“An’ remember t’ make th’ description as full as ye kin,” added Jed. “Don’t leave out th’ bullet-hole. Every little helps. Ye didn’t happen t’ know any of ’em, did ye?”

“I recognized one of them,” answered Allan, in a low voice, “and I believe I know the others. They’re those convicts who got away from the penitentiary not long ago.”

“Th’ deuce they are!” cried Jed, slapping his thigh. “Oh, this is too easy—this is child’s play! Why, we’ve got ’em sure—every police-station in th’ State has got their photygrafts! Git that off jest as quick as ye kin, an’ then wait fer us here. We’ve got t’ come back this way, from th’ mine, an’ I’ll bring an extry hoss fer you.”

“All right,” agreed Allan, and Jed led his men away into the darkness.

A gasoline torch, hung to one of the telegraph-poles, flared and sputtered above the boy’s head, as he sat down on a rock beside the track to write the description required of him. At the top of the pole, silhouetted against the sky, he could see the linemen labouring to make the connection. The operator had already found an old box, placed it at the foot of the pole, and screwed his instrument down to it, ready to commence work. Indeed, he had gone farther than that, and attached to the inside of the box a hook for orders—for that box would no doubt represent the Coalville station for some days to come.

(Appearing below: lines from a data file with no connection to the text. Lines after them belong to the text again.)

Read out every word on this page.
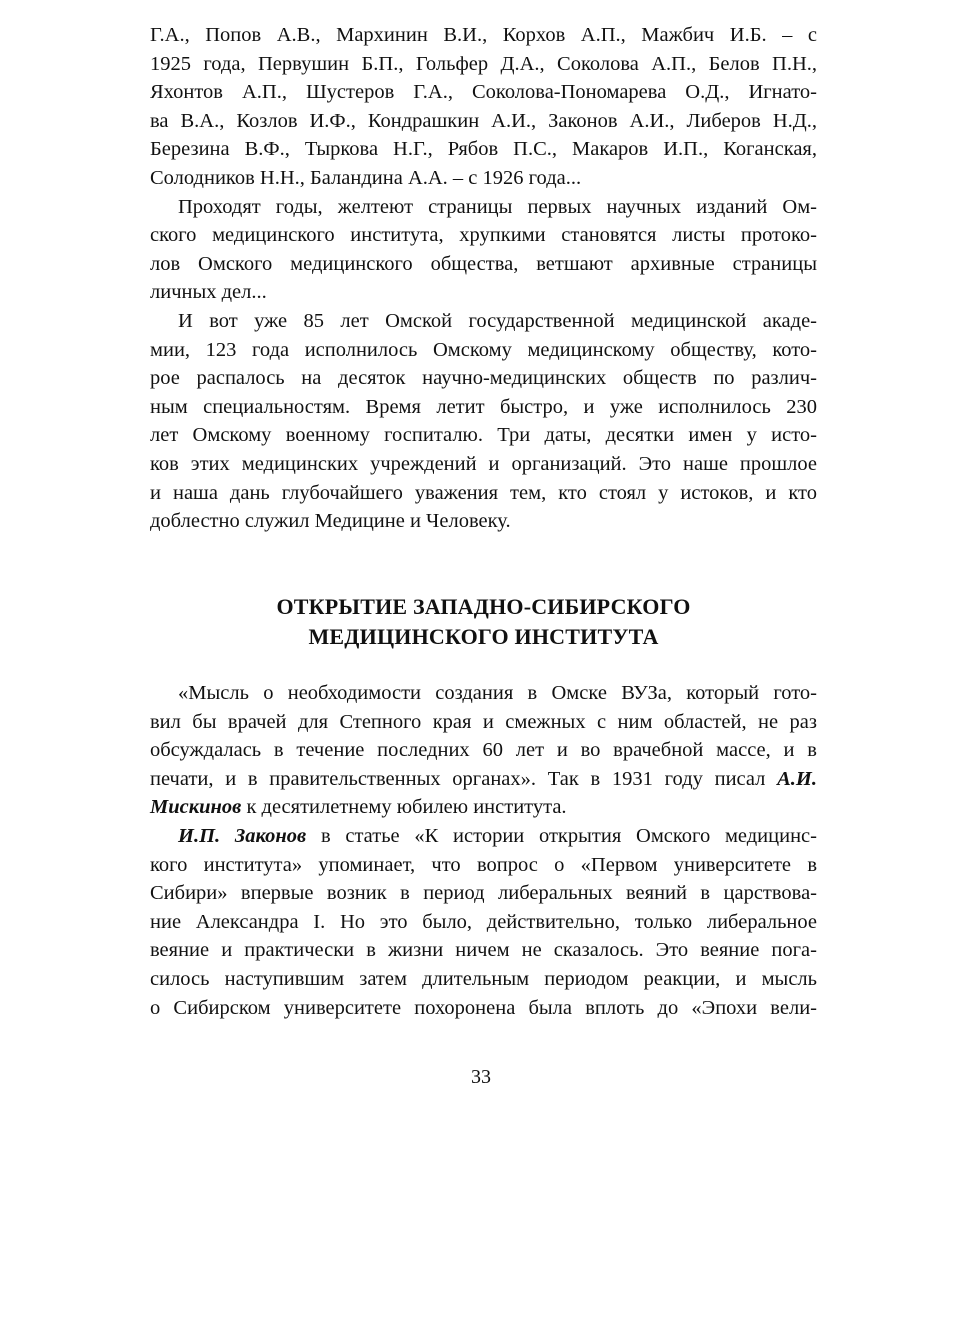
Г.А., Попов А.В., Мархинин В.И., Корхов А.П., Мажбич И.Б. – с
1925 года, Первушин Б.П., Гольфер Д.А., Соколова А.П., Белов П.Н.,
Яхонтов А.П., Шустеров Г.А., Соколова-Пономарева О.Д., Игнато-
ва В.А., Козлов И.Ф., Кондрашкин А.И., Законов А.И., Либеров Н.Д.,
Березина В.Ф., Тыркова Н.Г., Рябов П.С., Макаров И.П., Коганская,
Солодников Н.Н., Баландина А.А. – с 1926 года...
Проходят годы, желтеют страницы первых научных изданий Ом-
ского медицинского института, хрупкими становятся листы протоко-
лов Омского медицинского общества, ветшают архивные страницы
личных дел...
И вот уже 85 лет Омской государственной медицинской акаде-
мии, 123 года исполнилось Омскому медицинскому обществу, кото-
рое распалось на десяток научно-медицинских обществ по различ-
ным специальностям. Время летит быстро, и уже исполнилось 230
лет Омскому военному госпиталю. Три даты, десятки имен у исто-
ков этих медицинских учреждений и организаций. Это наше прошлое
и наша дань глубочайшего уважения тем, кто стоял у истоков, и кто
доблестно служил Медицине и Человеку.
ОТКРЫТИЕ ЗАПАДНО-СИБИРСКОГО
МЕДИЦИНСКОГО ИНСТИТУТА
«Мысль о необходимости создания в Омске ВУЗа, который гото-
вил бы врачей для Степного края и смежных с ним областей, не раз
обсуждалась в течение последних 60 лет и во врачебной массе, и в
печати, и в правительственных органах». Так в 1931 году писал А.И.
Мискинов к десятилетнему юбилею института.
И.П. Законов в статье «К истории открытия Омского медицинс-
кого института» упоминает, что вопрос о «Первом университете в
Сибири» впервые возник в период либеральных веяний в царствова-
ние Александра I. Но это было, действительно, только либеральное
веяние и практически в жизни ничем не сказалось. Это веяние пога-
силось наступившим затем длительным периодом реакции, и мысль
о Сибирском университете похоронена была вплоть до «Эпохи вели-
33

Allan got from him a sheet of paper, braced his back against the pole, and began to write, using his knee as a table; he described the men as accurately as he could; then, with compressed lips, he added that in company with the gang was Dan Nolan, a prisoner parolled from the Ohio penitentiary, and that from some words he had overheard, he believed the other men to be the convicts who had escaped from there about a week before. As Jed Hopkins had said, every police-station in the State already had photographs of these men, and it did not seem possible that they could escape the net which this description would draw around them.

Suddenly the instrument on the box began to chatter, and Allan knew the connection had been made. As he read over his description, his ears mechanically caught the first words spelled out on the instrument, and his eyes clouded with sudden tears, for the words were:

“Is West safe?”

“Yes,” the operator answered. “He’s right here writing a description of the robbers.”

“O. K. Let’s have it,” clicked the instrument, and Allan handed the description over.